The roads are not racetracks nor are the vehicles racing cars or buses. The speed at which some drive on the road gives pause to whether they understand and appreciate that this public thoroughfare is for the use of the common good. Road courtesy is often cast aside and very often, notably with the commercial vehicles (minibuses, taxis, hire cars). There are drivers who are showing no regard for road etiquette and some of the private cars’ drivers are also mirroring similar behaviours.
It is basic etiquette to observe the traffic regulations and use of vehicles. These were learnt in the driving school and proof of knowledge demonstrated in the written and road tests before getting a license. These lessons are still valid every single day in the use of the road and should be practiced. Every traffic sign and symbol on the road is designed with the safety of the road user in mind, be that person pedestrian, cyclist, or motorist.
A young nation and small population like ours every life is important. Drivers who think they are invincible should remember the use of the roadway is not only for them but equally for others. They need not forget the trauma inflicted on their loved ones when there is damage to vehicles, injuries, loss of limbs or life.
It is recognised that commercial vehicles may feel the need to speed to meet the owners’ target for the day and or be able to make a little extra for themselves. While this hustle has become part of the minibus culture and understood, money must not come at the expense of safe use of the road and the lives of self and others.
Outside of speed and road rage there is the dangerous tendency to drink and drive. Drunk driving kills. Drinking impairs judgement. A driver whose judgment is impaired imperils not only his or her life but that of others. The presence of Traffic Officers serves as reinforcers of the traffic laws but there need not be that presence to obey, at all times, traffic rules and etiquette.

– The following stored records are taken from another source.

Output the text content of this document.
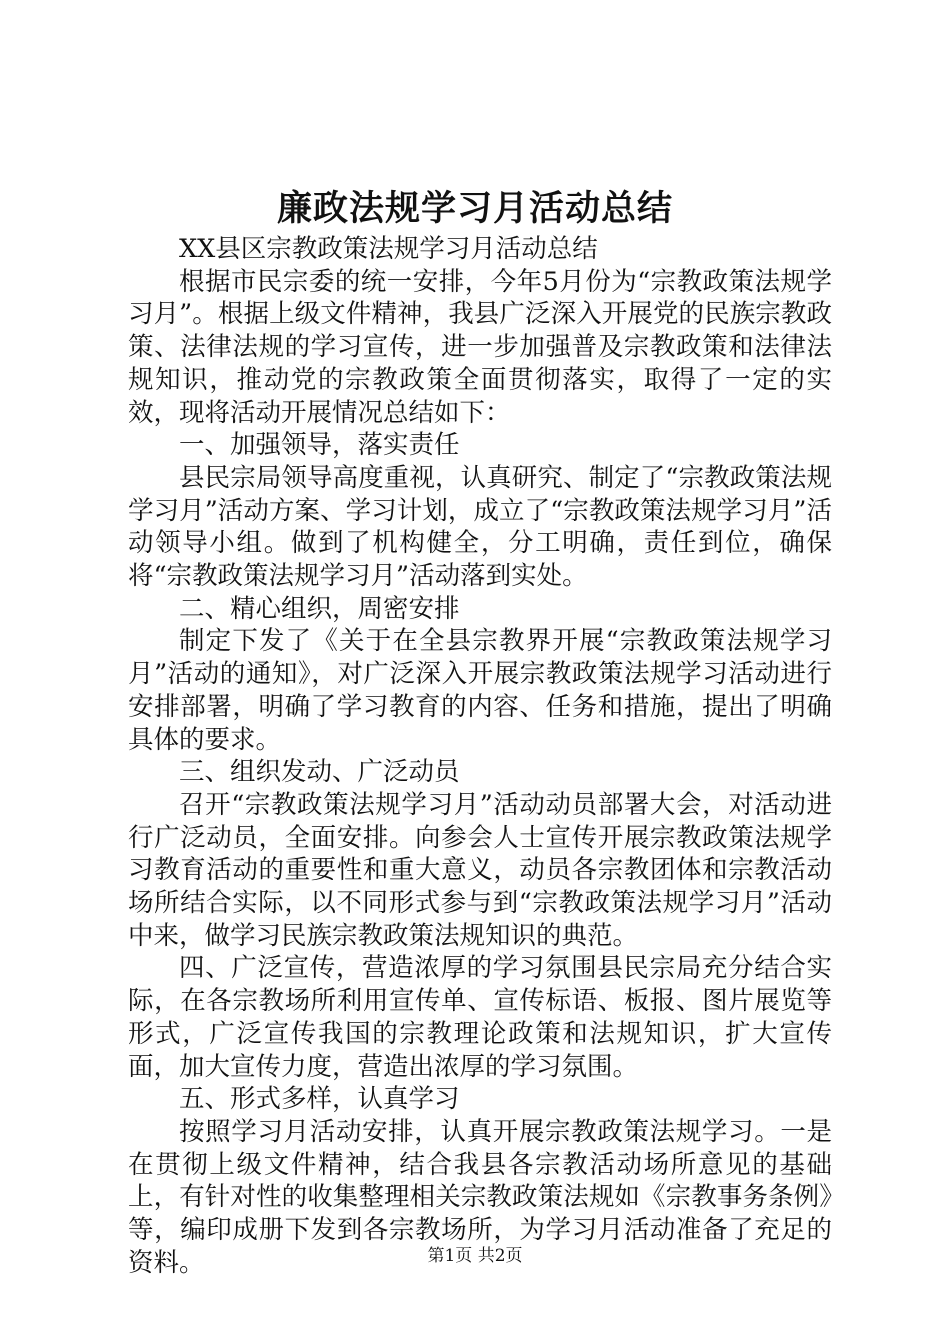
廉政法规学习月活动总结

XX县区宗教政策法规学习月活动总结

根据市民宗委的统一安排，今年5月份为“宗教政策法规学习月”。根据上级文件精神，我县广泛深入开展党的民族宗教政策、法律法规的学习宣传，进一步加强普及宗教政策和法律法规知识，推动党的宗教政策全面贯彻落实，取得了一定的实效，现将活动开展情况总结如下：

一、加强领导，落实责任

县民宗局领导高度重视，认真研究、制定了“宗教政策法规学习月”活动方案、学习计划，成立了“宗教政策法规学习月”活动领导小组。做到了机构健全，分工明确，责任到位，确保将“宗教政策法规学习月”活动落到实处。

二、精心组织，周密安排

制定下发了《关于在全县宗教界开展“宗教政策法规学习月”活动的通知》，对广泛深入开展宗教政策法规学习活动进行安排部署，明确了学习教育的内容、任务和措施，提出了明确具体的要求。

三、组织发动、广泛动员

召开“宗教政策法规学习月”活动动员部署大会，对活动进行广泛动员，全面安排。向参会人士宣传开展宗教政策法规学习教育活动的重要性和重大意义，动员各宗教团体和宗教活动场所结合实际，以不同形式参与到“宗教政策法规学习月”活动中来，做学习民族宗教政策法规知识的典范。

四、广泛宣传，营造浓厚的学习氛围县民宗局充分结合实际，在各宗教场所利用宣传单、宣传标语、板报、图片展览等形式，广泛宣传我国的宗教理论政策和法规知识，扩大宣传面，加大宣传力度，营造出浓厚的学习氛围。

五、形式多样，认真学习

按照学习月活动安排，认真开展宗教政策法规学习。一是在贯彻上级文件精神，结合我县各宗教活动场所意见的基础上，有针对性的收集整理相关宗教政策法规如《宗教事务条例》等，编印成册下发到各宗教场所，为学习月活动准备了充足的资料。	第1页 共2页
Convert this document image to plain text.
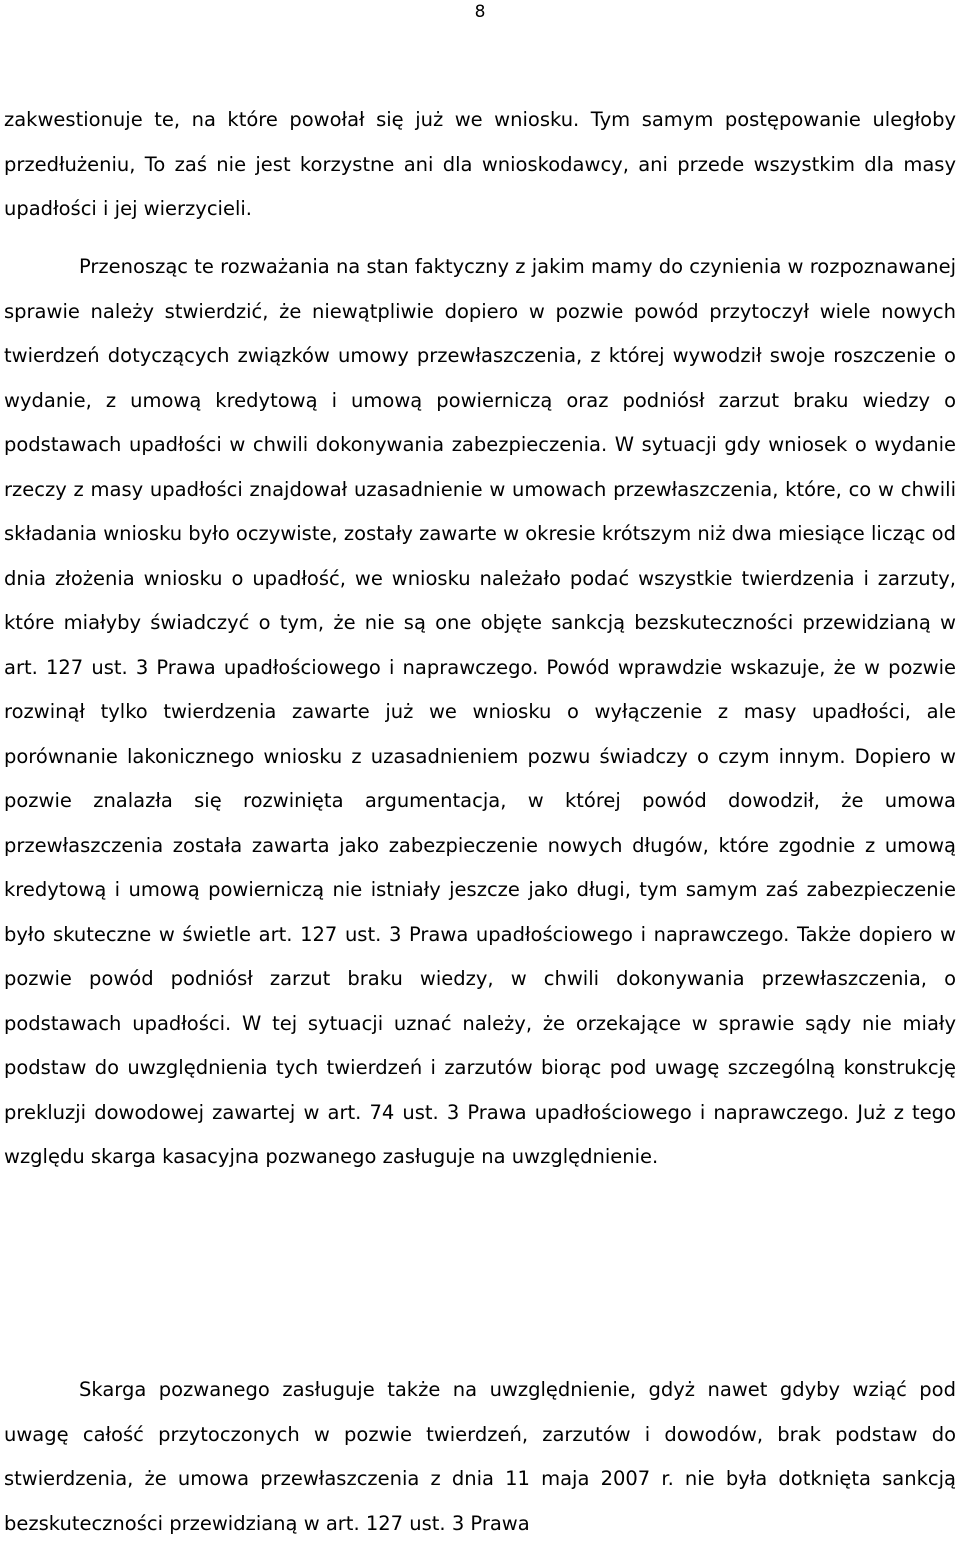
8

zakwestionuje te, na które powołał się już we wniosku. Tym samym postępowanie uległoby przedłużeniu, To zaś nie jest korzystne ani dla wnioskodawcy, ani przede wszystkim dla masy upadłości i jej wierzycieli.

Przenosząc te rozważania na stan faktyczny z jakim mamy do czynienia w rozpoznawanej sprawie należy stwierdzić, że niewątpliwie dopiero w pozwie powód przytoczył wiele nowych twierdzeń dotyczących związków umowy przewłaszczenia, z której wywodził swoje roszczenie o wydanie, z umową kredytową i umową powierniczą oraz podniósł zarzut braku wiedzy o podstawach upadłości w chwili dokonywania zabezpieczenia. W sytuacji gdy wniosek o wydanie rzeczy z masy upadłości znajdował uzasadnienie w umowach przewłaszczenia, które, co w chwili składania wniosku było oczywiste, zostały zawarte w okresie krótszym niż dwa miesiące licząc od dnia złożenia wniosku o upadłość, we wniosku należało podać wszystkie twierdzenia i zarzuty, które miałyby świadczyć o tym, że nie są one objęte sankcją bezskuteczności przewidzianą w art. 127 ust. 3 Prawa upadłościowego i naprawczego. Powód wprawdzie wskazuje, że w pozwie rozwinął tylko twierdzenia zawarte już we wniosku o wyłączenie z masy upadłości, ale porównanie lakonicznego wniosku z uzasadnieniem pozwu świadczy o czym innym. Dopiero w pozwie znalazła się rozwinięta argumentacja, w której powód dowodził, że umowa przewłaszczenia została zawarta jako zabezpieczenie nowych długów, które zgodnie z umową kredytową i umową powierniczą nie istniały jeszcze jako długi, tym samym zaś zabezpieczenie było skuteczne w świetle art. 127 ust. 3 Prawa upadłościowego i naprawczego. Także dopiero w pozwie powód podniósł zarzut braku wiedzy, w chwili dokonywania przewłaszczenia, o podstawach upadłości. W tej sytuacji uznać należy, że orzekające w sprawie sądy nie miały podstaw do uwzględnienia tych twierdzeń i zarzutów biorąc pod uwagę szczególną konstrukcję prekluzji dowodowej zawartej w art. 74 ust. 3 Prawa upadłościowego i naprawczego. Już z tego względu skarga kasacyjna pozwanego zasługuje na uwzględnienie.

Skarga pozwanego zasługuje także na uwzględnienie, gdyż nawet gdyby wziąć pod uwagę całość przytoczonych w pozwie twierdzeń, zarzutów i dowodów, brak podstaw do stwierdzenia, że umowa przewłaszczenia z dnia 11 maja 2007 r. nie była dotknięta sankcją bezskuteczności przewidzianą w art. 127 ust. 3 Prawa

It is not a happy place to be when countries in their advisory reports are warning their citizens about the traffic situation in Guyana. For instance, the United States is warning Americans that “traffic enforcement is poor, police sporadically enforce local traffic laws, and local drivers often drive recklessly [and] drivers often ignore stop signs and traffic signals.” This is not the image Guyanese should want portrayed about them. The road must be used for a public good, including observing traffic rules and treating other road users with respect.